Daesh attacked an Iraqi police checkpoint near the southern city of Najaf on Sunday, killing seven policemen as government forces in the north made more gains against the militants in Mosul, their last major stronghold in the country.
The attack near Najaf, 500 km (310 mile) south of Mosul, happened when two vehicles traveling through the desert were stopped at a police checkpoint around al-Qadisiyah town, local police sources said. The driver detonated an explosive load and the second vehicle fled. Police pursued it and killed the two militants inside.
In a statement distributed online by supporters, Daesh claimed responsibility for the attack, which also wounded 17 people including civilians.
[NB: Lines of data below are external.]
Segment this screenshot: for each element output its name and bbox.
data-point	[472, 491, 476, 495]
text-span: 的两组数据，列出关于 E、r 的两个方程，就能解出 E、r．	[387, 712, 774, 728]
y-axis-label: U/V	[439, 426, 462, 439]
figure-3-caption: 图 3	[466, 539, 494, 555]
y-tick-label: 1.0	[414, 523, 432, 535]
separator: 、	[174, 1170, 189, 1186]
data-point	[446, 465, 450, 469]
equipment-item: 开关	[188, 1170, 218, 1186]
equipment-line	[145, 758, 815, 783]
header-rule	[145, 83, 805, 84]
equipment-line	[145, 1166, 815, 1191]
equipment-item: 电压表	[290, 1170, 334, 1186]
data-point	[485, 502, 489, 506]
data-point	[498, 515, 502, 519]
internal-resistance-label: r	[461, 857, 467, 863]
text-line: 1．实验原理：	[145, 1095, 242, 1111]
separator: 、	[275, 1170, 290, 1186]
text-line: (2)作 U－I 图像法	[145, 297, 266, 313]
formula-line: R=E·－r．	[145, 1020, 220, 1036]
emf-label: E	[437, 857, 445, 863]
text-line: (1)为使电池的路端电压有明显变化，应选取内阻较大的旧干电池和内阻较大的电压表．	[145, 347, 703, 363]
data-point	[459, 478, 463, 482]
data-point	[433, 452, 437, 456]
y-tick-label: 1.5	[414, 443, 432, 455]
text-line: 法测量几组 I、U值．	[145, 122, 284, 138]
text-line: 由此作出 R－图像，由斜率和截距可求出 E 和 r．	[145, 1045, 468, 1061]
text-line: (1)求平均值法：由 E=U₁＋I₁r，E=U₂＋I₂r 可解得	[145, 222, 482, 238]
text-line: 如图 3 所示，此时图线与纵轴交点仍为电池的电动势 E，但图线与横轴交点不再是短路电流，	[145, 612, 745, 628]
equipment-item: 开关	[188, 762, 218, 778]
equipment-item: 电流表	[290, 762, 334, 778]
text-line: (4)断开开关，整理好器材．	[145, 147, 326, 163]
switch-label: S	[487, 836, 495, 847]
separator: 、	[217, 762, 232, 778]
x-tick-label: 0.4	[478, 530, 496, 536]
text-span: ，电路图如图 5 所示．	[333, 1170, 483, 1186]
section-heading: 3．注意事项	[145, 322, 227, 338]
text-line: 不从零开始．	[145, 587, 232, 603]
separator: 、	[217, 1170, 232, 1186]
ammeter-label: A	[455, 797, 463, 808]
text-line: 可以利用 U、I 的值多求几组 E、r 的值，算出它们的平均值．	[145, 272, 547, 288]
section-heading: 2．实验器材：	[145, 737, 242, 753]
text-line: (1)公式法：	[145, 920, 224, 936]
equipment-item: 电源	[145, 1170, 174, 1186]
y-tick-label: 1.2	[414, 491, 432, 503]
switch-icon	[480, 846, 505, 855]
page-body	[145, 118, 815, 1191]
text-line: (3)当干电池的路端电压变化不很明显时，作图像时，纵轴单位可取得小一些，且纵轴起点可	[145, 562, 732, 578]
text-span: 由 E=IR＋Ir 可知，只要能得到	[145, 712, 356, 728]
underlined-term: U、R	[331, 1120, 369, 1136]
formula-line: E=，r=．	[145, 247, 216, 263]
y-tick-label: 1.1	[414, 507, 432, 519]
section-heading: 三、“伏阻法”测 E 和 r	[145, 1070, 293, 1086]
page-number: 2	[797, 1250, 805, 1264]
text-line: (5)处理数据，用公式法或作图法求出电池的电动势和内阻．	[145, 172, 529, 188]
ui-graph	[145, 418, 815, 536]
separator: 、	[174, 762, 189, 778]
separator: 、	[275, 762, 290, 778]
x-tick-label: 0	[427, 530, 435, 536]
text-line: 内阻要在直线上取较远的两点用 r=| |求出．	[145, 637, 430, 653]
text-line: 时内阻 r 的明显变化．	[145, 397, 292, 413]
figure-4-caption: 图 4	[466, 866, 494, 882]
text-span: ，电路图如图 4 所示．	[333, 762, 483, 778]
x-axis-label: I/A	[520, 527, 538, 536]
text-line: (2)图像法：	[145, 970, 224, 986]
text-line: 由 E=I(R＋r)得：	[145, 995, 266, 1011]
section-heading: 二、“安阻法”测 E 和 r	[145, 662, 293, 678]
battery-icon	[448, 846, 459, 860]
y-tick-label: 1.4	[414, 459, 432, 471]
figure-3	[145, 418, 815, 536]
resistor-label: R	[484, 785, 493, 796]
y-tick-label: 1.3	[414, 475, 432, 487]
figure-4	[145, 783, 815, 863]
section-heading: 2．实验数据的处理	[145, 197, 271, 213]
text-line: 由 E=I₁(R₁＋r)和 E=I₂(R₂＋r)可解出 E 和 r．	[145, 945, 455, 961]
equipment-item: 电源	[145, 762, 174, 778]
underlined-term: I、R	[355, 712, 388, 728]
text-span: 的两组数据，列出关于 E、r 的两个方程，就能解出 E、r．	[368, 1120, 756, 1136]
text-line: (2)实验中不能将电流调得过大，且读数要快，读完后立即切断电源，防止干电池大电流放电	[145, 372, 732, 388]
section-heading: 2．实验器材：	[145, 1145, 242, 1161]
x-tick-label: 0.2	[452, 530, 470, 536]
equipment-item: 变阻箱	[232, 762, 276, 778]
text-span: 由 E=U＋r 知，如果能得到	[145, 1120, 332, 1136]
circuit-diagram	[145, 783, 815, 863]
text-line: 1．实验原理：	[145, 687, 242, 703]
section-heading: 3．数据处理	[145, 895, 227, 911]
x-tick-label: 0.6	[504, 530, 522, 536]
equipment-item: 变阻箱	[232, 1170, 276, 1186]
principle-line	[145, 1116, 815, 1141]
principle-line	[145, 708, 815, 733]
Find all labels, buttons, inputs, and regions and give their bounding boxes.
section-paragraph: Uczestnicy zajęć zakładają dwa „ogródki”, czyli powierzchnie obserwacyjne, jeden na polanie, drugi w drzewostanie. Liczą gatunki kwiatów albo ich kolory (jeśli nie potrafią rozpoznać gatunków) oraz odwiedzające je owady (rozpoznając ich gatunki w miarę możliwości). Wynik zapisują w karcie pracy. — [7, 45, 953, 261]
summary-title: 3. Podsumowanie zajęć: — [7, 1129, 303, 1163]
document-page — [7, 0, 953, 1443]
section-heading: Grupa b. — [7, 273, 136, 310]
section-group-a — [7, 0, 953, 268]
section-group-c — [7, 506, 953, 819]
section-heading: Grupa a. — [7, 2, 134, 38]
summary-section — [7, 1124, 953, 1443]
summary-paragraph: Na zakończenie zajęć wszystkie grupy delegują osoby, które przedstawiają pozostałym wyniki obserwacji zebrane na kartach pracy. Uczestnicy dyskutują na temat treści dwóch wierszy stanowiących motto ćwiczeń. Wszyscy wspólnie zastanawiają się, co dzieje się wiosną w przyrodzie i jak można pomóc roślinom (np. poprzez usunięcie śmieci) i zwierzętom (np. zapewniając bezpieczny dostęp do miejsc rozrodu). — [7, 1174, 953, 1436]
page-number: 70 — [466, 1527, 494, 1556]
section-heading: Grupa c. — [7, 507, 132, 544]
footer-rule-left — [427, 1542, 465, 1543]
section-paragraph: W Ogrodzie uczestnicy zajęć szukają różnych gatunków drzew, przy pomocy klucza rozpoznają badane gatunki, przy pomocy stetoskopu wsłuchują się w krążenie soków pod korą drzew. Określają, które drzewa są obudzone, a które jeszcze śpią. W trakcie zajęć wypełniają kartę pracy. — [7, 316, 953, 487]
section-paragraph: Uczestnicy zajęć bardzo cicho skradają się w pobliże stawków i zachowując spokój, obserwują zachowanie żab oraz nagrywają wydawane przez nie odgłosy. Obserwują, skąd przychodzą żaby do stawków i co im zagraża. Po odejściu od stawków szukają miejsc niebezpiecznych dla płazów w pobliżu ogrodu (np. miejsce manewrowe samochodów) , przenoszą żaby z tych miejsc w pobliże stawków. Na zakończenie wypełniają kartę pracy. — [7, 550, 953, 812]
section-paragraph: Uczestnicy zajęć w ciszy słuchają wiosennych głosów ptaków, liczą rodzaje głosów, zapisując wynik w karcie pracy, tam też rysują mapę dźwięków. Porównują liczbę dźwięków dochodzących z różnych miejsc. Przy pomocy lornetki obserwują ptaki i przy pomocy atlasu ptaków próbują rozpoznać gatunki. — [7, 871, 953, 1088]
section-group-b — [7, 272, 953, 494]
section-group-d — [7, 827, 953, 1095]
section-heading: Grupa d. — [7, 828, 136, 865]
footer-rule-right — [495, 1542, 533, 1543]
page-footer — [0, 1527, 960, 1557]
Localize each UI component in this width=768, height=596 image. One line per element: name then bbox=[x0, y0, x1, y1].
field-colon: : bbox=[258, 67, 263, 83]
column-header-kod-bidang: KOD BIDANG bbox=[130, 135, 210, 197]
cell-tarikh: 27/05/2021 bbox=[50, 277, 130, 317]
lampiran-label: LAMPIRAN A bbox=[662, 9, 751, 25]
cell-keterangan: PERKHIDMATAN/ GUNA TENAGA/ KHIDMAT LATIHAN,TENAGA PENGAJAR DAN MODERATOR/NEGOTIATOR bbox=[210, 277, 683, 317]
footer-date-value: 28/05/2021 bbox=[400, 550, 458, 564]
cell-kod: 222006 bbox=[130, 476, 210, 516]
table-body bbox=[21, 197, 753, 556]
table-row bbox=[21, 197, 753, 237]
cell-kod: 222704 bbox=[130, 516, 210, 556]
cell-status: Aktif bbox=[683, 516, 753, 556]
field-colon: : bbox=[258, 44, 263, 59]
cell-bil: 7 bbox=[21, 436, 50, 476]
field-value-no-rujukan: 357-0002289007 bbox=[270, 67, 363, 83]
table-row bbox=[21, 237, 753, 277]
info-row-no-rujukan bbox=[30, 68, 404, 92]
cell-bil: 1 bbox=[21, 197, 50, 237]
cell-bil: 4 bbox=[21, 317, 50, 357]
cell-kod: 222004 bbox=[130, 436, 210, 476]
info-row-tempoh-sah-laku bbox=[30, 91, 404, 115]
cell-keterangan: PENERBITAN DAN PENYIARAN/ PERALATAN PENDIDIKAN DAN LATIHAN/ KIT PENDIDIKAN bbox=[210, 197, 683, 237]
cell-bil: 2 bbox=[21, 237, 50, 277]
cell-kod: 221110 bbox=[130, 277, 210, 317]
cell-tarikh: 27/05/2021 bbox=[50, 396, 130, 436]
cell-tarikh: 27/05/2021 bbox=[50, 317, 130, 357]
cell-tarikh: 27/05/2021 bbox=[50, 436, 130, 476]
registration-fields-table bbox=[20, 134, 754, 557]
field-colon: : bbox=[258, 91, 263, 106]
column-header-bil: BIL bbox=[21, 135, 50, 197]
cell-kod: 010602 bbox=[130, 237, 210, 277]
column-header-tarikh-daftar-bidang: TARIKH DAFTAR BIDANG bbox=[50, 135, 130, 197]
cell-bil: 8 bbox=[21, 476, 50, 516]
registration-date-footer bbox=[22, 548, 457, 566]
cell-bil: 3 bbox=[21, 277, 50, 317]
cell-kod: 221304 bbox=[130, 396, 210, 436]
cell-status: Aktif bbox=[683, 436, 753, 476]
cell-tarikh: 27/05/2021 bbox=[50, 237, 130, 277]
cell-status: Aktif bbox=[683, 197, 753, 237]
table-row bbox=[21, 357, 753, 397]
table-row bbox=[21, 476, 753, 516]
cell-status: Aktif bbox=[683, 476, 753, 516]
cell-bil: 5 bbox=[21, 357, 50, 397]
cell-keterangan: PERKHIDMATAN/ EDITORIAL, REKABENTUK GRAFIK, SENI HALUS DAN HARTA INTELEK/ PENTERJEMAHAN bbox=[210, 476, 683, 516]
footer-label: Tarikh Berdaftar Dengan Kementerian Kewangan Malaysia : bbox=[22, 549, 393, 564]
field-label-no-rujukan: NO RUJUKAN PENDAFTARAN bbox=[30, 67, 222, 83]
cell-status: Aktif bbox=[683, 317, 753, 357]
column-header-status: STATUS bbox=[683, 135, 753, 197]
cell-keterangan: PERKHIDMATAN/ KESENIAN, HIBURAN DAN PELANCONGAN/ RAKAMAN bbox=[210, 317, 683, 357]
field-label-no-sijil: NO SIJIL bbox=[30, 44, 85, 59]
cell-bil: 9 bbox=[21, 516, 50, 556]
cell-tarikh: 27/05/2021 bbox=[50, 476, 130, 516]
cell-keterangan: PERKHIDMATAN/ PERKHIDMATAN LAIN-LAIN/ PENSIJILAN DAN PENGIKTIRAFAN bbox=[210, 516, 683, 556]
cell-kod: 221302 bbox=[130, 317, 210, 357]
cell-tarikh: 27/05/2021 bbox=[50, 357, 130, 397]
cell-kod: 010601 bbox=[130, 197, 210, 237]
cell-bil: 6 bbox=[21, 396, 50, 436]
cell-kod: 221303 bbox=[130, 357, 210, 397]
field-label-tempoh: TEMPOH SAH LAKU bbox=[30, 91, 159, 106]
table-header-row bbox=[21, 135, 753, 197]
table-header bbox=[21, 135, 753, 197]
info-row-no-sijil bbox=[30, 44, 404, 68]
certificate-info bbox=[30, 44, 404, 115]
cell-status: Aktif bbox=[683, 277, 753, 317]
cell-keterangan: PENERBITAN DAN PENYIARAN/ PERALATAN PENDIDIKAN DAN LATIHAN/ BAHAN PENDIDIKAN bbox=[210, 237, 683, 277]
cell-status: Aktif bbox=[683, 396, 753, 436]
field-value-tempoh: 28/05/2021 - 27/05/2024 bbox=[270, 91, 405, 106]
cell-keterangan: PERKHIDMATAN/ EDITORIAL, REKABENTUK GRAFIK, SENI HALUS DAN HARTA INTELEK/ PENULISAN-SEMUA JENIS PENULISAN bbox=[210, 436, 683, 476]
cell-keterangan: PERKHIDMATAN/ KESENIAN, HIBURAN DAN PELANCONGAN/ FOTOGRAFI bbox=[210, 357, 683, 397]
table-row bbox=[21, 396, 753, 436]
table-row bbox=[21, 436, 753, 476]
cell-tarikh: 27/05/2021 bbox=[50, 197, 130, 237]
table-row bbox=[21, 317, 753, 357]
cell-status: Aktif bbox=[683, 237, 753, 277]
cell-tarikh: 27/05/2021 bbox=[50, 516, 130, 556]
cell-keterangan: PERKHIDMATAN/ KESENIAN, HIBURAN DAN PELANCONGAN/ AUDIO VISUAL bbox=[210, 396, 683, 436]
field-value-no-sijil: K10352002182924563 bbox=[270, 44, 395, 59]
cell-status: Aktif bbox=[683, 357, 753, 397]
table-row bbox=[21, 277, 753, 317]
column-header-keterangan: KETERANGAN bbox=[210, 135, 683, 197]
It said four gunmen had opened fire before detonating explosive vests and then a fifth assailant launched a suicide car bomb.
Two suicide bombers ripped through al-Sinak market area in central Baghdad Saturday, shattering a relative lull in attacks in the capital and marring preparations for New Year celebrations.
The bombers attacked the al-Sinak area, killing at least 28 people and wounding 53, a police colonel said. An officer in the interior ministry and a hospital official confirmed the toll. “Many of the victims were people from the spare parts shops in the area, they were gathered near a cart selling breakfast when the explosions went off,” said Ibrahim Mohammed Ali, who owns a nearby shop. Torn clothes and mangled iron were strewn across the ground in pools of blood at the site of the wreckage near Rasheed street, one of the main thoroughfares in Baghdad, an AFP photographer said. “Twin terrorist attacks were carried out by suicide bombers in al-Sinak neighborhood,” an official from Baghdad operations command told AFP. The area is packed with shops, workshops and wholesale markets and usually teeming with delivery trucks and laborers unloading vans or wheeling carts around.
Daesh claims attack
Daesh later claimed responsibility for the attacks in a statement posted by its Aamaq news agency, confirming that the blasts came from a pair of suicide bombers.
Baghdad has been on high alert since the start on October 17 of an offensive, Iraq’s largest military operation in years, to retake the northern jihadist stronghold of Mosul. Daesh has tried to hit back with major diversionary attacks across the country but has had little success in Baghdad. Saturday’s twin bombings were the deadliest in the capital since the start of the Mosul offensive.
Huge crowds were expected to gather on Saturday evening in Baghdad’s streets to celebrate the New Year for only the second time since the lifting in 2015 of a years-old curfew. Last year revelers turned out for celebrations that lasted most of the night despite an already tense security backdrop.